Western North Dakota and Eastern Montana look painfully similar; the barren glacier scraped landscapes are the same moment playing out again and again against dull colored, flat, treeless fields. A gray sky, wind, rain, and snow made it seem like I was being pulled backward into winter, leaving my place in the sun. I think of the Palouse: rich and alive with green warmth and sun; the unreal blowing grasses so vibrant a sweet taste comes into your mouth just looking at them; the tulips, the blossoming trees along the streets, the daffodils—I’ve seen no such sweetness yet. But there have been fleeting moments of paradise. In North Dakota nowhere land, I found Native American singing, chanting, and drumming on the FM dial. It sounded like an echo from the fields; it was the only living thing coming from the land.
A huge billboard with a Bald Eagle and an American flag on it said: “God Bless America,” only someone had torn away, “America,” and spray painted in black, “The World.”
83 was spray painted in large green numbers on the road—for the year of my birth—I saw it as I turned away from Stump Lake, where I thought to camp, but after pulling up to the site and seeing abandoned trailers, picnic benches turned up against white birch trees, and deer fading amongst ghostly trunks, the word “Stump,” made me think of severed limbs. A starch white church house and barn sat outside Stump Lake Recreational Park: “A historical county farm;” blood water from the lake overflowing up onto its road.
I passed up Devil’s Lake too.
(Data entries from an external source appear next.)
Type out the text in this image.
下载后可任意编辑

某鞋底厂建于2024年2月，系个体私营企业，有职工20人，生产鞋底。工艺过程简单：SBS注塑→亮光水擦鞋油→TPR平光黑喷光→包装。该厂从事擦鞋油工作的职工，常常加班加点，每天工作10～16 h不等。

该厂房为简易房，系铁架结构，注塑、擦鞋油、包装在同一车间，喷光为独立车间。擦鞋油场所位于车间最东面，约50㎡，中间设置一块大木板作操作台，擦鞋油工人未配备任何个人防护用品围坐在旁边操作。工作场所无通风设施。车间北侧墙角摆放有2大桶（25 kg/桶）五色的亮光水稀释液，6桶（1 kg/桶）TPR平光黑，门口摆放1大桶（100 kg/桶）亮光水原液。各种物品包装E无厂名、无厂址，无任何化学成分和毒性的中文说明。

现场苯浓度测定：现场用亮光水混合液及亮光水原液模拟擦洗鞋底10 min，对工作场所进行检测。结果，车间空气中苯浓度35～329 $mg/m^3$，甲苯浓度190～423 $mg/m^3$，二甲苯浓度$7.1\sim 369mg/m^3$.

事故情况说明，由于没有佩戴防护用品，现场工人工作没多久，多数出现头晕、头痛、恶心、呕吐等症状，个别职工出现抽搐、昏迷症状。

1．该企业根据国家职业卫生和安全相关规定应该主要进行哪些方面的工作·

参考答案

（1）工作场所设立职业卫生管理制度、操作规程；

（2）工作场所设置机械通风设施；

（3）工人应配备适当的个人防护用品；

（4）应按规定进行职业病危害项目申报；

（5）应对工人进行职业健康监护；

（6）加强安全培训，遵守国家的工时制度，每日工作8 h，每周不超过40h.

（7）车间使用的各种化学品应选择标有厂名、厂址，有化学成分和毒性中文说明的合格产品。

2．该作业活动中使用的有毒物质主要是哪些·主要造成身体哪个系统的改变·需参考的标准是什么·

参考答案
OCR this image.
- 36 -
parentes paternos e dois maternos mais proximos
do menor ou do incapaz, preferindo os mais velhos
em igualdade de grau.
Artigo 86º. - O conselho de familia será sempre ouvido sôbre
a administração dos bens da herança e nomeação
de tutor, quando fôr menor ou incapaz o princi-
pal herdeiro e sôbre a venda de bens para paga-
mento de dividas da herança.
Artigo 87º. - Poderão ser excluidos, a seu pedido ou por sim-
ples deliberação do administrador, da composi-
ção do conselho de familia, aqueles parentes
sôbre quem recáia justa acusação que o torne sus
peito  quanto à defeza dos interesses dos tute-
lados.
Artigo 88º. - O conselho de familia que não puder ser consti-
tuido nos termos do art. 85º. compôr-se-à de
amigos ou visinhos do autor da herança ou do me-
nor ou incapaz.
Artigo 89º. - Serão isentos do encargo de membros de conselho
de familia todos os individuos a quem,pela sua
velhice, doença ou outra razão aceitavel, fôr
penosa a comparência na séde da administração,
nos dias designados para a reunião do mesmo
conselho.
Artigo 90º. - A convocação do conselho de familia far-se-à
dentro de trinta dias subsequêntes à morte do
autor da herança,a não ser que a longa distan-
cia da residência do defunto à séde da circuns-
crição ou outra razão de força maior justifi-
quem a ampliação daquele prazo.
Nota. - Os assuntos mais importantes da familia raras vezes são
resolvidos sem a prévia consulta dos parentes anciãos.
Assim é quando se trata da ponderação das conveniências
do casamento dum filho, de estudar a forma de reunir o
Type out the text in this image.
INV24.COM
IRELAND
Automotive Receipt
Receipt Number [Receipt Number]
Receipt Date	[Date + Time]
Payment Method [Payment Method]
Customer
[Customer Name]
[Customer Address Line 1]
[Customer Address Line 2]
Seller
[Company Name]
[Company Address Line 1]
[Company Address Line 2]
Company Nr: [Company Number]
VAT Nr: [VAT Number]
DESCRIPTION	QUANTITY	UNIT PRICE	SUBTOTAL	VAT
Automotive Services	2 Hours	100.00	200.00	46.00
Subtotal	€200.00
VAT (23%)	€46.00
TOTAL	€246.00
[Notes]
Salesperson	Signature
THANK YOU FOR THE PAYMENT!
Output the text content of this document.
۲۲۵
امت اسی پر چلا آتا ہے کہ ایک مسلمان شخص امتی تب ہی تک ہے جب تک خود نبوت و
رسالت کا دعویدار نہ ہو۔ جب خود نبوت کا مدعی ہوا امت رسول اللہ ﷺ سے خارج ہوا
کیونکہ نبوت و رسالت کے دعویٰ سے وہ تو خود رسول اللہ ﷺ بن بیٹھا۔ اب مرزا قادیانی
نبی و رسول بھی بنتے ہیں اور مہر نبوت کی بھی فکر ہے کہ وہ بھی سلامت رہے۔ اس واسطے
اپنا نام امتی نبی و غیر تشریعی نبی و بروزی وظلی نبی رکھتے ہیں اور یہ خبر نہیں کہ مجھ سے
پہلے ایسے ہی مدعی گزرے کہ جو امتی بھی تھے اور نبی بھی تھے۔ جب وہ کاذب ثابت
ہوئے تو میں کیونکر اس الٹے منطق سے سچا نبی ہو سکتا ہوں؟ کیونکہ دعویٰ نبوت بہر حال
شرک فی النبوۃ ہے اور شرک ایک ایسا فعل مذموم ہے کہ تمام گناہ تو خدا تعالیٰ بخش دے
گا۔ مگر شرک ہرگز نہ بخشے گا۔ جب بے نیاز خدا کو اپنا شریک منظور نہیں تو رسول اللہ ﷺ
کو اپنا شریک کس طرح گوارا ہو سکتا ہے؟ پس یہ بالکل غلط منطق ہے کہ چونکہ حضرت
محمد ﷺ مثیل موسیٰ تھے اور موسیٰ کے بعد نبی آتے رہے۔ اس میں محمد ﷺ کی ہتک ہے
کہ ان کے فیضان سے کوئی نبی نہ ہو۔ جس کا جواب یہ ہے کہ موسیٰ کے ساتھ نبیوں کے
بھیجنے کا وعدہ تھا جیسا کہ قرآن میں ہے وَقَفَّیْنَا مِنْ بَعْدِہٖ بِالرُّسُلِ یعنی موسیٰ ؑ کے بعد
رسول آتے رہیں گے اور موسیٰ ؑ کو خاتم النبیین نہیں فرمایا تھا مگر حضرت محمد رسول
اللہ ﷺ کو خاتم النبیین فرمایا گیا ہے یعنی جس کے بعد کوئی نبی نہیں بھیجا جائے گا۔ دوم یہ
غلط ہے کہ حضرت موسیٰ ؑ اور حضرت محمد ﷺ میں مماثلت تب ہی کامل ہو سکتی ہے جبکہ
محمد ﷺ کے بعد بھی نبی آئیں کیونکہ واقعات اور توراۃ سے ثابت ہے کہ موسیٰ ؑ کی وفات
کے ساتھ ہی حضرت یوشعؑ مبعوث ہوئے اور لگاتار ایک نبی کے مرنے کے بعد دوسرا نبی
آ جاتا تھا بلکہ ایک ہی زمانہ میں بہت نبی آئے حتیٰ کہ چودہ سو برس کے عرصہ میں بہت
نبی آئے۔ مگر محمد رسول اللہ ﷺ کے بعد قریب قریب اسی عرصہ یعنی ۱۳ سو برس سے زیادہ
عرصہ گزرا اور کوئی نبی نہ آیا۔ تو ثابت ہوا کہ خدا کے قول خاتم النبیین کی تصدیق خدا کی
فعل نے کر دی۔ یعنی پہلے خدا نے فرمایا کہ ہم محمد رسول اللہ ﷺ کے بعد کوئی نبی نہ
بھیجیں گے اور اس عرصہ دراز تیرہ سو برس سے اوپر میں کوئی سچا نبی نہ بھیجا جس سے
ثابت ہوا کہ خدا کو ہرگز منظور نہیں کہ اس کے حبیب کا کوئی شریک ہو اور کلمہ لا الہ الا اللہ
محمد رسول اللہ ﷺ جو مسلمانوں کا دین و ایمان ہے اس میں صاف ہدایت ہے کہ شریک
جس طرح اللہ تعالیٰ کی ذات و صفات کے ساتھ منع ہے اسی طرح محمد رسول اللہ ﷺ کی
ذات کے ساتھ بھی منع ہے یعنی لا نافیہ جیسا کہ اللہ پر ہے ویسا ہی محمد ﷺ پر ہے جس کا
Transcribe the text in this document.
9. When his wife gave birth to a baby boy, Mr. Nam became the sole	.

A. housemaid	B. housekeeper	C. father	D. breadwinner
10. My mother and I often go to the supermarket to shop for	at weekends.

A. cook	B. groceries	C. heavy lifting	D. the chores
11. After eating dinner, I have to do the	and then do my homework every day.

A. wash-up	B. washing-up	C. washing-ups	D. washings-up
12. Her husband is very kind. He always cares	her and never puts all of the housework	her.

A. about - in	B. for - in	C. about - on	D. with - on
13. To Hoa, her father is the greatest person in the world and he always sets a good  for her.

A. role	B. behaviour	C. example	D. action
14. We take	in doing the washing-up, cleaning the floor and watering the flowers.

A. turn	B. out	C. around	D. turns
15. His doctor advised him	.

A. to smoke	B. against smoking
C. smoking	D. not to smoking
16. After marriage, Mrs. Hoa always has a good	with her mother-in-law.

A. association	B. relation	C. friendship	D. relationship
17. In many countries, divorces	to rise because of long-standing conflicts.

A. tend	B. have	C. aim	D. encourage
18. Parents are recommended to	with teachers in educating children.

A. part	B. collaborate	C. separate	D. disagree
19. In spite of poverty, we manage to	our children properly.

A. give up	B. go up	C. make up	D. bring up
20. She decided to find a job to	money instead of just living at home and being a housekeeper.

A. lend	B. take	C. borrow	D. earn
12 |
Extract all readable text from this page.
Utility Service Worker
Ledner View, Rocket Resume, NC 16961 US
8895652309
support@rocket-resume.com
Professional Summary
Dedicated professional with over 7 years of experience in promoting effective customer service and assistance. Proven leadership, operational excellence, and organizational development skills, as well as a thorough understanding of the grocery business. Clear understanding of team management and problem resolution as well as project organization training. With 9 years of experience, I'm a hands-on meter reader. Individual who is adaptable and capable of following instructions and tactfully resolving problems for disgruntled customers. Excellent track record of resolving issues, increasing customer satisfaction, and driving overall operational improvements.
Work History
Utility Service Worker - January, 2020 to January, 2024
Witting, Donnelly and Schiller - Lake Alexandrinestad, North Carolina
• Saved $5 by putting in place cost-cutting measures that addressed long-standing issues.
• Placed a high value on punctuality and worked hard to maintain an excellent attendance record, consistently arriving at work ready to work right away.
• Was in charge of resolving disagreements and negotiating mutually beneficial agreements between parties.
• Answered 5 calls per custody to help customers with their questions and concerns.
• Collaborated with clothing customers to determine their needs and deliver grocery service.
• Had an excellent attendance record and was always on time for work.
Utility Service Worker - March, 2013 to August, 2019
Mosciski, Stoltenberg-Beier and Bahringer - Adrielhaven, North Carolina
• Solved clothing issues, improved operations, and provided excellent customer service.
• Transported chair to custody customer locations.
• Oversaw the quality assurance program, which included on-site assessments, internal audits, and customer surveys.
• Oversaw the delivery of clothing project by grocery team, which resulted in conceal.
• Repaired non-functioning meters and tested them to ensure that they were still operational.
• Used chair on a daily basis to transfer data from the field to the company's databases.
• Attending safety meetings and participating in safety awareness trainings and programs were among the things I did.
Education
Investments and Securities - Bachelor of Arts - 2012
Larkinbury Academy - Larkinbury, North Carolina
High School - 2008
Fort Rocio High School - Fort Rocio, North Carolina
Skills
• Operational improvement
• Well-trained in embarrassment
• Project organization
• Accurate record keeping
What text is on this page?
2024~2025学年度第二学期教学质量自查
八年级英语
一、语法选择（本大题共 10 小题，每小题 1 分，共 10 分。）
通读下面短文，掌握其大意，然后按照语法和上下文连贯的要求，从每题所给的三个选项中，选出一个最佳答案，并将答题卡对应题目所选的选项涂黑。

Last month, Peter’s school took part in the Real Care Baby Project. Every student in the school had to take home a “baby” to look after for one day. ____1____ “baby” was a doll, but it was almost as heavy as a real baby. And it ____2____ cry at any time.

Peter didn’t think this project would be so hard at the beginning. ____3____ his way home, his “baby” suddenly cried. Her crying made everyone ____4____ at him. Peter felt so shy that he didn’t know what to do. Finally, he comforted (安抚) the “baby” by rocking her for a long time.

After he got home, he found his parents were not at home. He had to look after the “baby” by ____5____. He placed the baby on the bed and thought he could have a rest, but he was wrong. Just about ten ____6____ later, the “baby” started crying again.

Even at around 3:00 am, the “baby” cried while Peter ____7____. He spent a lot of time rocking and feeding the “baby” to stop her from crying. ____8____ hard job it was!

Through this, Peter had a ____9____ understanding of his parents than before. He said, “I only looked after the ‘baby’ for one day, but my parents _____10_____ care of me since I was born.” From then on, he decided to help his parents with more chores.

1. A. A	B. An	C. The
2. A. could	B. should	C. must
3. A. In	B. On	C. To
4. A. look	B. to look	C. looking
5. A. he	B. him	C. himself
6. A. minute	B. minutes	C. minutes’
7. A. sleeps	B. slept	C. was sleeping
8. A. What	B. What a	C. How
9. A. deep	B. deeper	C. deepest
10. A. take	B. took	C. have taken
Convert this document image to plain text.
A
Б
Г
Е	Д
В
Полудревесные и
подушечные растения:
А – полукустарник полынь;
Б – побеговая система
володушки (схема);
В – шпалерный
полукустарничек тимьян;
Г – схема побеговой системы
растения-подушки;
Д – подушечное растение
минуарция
Seeing Devil’s Lake as not just a name on the map, the coal blue waters white capped by severe winds became the Devil’s body. Driving by it, I saw people walking over its waters; two dark figures bending over then moving fast. I saw people on lakeside benches in the cold, and in fields where there were only water fowl and heavenly white birds I had no names for. Huge, majestic white birds.

The wind outside continues to sound like a train crashing, but it’s nowhere near as powerful as last night.
Here, I felt cursed by the fate of a green grass car lot camping site, until walking into the Arboretum on its edge, that asked “Please Close the Gate.” I was Alice in Wonderland, stumbling into a mysterious paradise after hundreds of miles of nothingness. Walking through its twilight peacefulness, its willows and birches, I was reminded of sacred walks with Max through Moscow botanical gardens, and I didn’t feel homesick; I felt the gentleness of all the earth, the preciousness of all life.

I asked the frayed voiced North Dakota cashier kid at the gas station, “Is it always this windy in North Dakota.”
And he answered, “Yes, the wind never stops blowing. It has ground all the living into dirt.”

I asked the grocery store clerk, “Do you really have no beer or wine for sale?”
And she told me, “Yes, it really is so straight in Lakota, North Dakota.”
And I went outside to bury myself in the fields.

Tomorrow I’ll be in Minnesota where Bob Dylan was born—the heart of America according to him. I think I hear the heart beating most in all the places where the Natives used to live; I think I hear the heart all across the Northlands.